Justice Kennedy was speaking at Supreme Court arguments Tuesday morning as the court tackled the central issue in the challenge to the Obama administration's health-care law—whether Congress could require individuals to carry health insurance or pay a penalty.

Solicitor General Donald Verrilli was defending the law before the justices and argued that Congress was regulating the health-care market in which people were already participating, rather than breaking new ground by forcing them to buy a product.

Justice Kennedy probed Mr. Verrilli on whether the same reasoning could apply to food. The justice asked what limits, if any, there would be to government powers under his argument.

Justices are scheduled to debate the issue for two hours today, twice the normal time according to The Washington Post

Obama has pushed for a "minimum coverage provision" under the Patient Protection and Affordable Care Act passed in 2010 that requires most Americans find health insurance by 2014 or pay a penalty fine on 2015 tax returns.

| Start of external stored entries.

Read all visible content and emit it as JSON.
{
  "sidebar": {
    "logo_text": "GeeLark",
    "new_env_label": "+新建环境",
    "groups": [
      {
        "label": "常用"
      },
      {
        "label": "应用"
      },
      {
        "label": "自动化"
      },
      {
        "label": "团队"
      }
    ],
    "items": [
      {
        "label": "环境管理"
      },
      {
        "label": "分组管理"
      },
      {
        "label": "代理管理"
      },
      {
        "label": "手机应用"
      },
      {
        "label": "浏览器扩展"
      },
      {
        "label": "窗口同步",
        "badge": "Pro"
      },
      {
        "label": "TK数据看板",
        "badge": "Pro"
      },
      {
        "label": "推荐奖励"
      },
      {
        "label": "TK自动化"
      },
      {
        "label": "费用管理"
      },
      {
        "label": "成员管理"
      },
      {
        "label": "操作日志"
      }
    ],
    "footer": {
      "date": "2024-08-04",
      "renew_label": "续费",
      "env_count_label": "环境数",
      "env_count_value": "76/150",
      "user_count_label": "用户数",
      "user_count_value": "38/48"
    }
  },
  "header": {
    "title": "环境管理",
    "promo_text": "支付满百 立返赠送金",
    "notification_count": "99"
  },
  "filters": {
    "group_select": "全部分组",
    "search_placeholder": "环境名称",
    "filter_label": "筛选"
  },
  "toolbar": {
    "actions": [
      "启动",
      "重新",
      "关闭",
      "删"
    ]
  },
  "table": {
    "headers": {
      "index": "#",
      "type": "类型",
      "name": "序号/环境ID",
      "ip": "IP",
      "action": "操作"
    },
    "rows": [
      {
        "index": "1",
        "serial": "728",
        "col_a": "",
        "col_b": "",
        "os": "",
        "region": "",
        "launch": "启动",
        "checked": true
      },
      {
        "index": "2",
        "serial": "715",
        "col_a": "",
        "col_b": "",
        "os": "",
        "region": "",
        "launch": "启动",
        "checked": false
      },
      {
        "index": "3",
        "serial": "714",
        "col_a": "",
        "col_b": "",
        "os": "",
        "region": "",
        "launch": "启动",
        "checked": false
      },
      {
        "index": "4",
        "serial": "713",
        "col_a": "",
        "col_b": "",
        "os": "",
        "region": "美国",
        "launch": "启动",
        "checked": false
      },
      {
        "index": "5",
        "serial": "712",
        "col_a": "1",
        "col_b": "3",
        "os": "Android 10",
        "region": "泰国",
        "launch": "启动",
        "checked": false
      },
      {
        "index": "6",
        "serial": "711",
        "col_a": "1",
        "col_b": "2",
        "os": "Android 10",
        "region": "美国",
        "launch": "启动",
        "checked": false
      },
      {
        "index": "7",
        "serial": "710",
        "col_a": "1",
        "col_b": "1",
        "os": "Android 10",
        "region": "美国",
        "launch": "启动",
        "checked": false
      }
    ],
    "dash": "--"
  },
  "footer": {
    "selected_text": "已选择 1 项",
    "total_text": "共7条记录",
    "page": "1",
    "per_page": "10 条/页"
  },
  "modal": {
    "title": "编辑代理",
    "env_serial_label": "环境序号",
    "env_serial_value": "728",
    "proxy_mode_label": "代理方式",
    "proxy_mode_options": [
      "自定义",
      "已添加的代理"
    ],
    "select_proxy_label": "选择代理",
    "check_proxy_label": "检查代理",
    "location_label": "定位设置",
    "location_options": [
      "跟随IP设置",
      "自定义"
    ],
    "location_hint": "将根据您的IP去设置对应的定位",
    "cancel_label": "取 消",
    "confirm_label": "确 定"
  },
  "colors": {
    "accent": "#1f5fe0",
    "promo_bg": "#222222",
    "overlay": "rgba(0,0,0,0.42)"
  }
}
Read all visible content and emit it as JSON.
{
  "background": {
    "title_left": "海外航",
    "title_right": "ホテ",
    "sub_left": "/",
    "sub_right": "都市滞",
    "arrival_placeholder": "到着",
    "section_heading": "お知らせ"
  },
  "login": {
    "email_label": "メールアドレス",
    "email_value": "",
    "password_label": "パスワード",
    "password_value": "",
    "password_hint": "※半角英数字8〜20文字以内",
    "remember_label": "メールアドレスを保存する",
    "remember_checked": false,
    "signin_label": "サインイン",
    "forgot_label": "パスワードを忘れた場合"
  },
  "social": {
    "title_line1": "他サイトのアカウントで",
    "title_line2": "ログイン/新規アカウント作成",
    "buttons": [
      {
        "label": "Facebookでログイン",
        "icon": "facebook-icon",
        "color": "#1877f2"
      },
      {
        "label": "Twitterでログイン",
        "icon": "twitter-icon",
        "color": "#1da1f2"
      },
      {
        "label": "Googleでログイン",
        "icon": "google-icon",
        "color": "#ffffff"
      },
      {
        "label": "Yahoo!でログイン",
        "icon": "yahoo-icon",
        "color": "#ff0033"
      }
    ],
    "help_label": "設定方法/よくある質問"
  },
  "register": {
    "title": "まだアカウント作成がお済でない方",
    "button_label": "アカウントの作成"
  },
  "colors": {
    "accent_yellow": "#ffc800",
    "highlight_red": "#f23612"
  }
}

Though Republicans are actually responsible for brainstorming the mandate, most now count themselves among its critics in the current form.

From The Post:

People who do not buy insurance are, by definition, not engaged in economic activity, they say. And they contend that there is no precedent for empowering Congress to essentially force otherwise inactive people to enter one of the markets that Congress can regulate.

The government counters that because virtually everyone will need health care, a person who chooses to forgo insurance is engaged in economic activity: They are effectively making an economic decision about how they will pay for their eventual health care — either by paying for it out of pocket, or by passing the costs on to hospitals, governments and, ultimately, other patients.

Congress certainly must have the ability to regulate health-care spending, which accounts for nearly 18 percent of the nation’s economy, the government argues.

“As a class, the uninsured shift tens of billions of dollars of costs for the uncompensated care they receive to other market participants annually,” the government’s brief to the court said. “That cost shifting drives up insurance premiums, which, in turn, makes insurance unaffordable to even more people."

Demonstrators gathered outside the Supreme Court Monday, urging justices through chanting to "Protect the law." The Post reports GOP opponents are planning their own rally.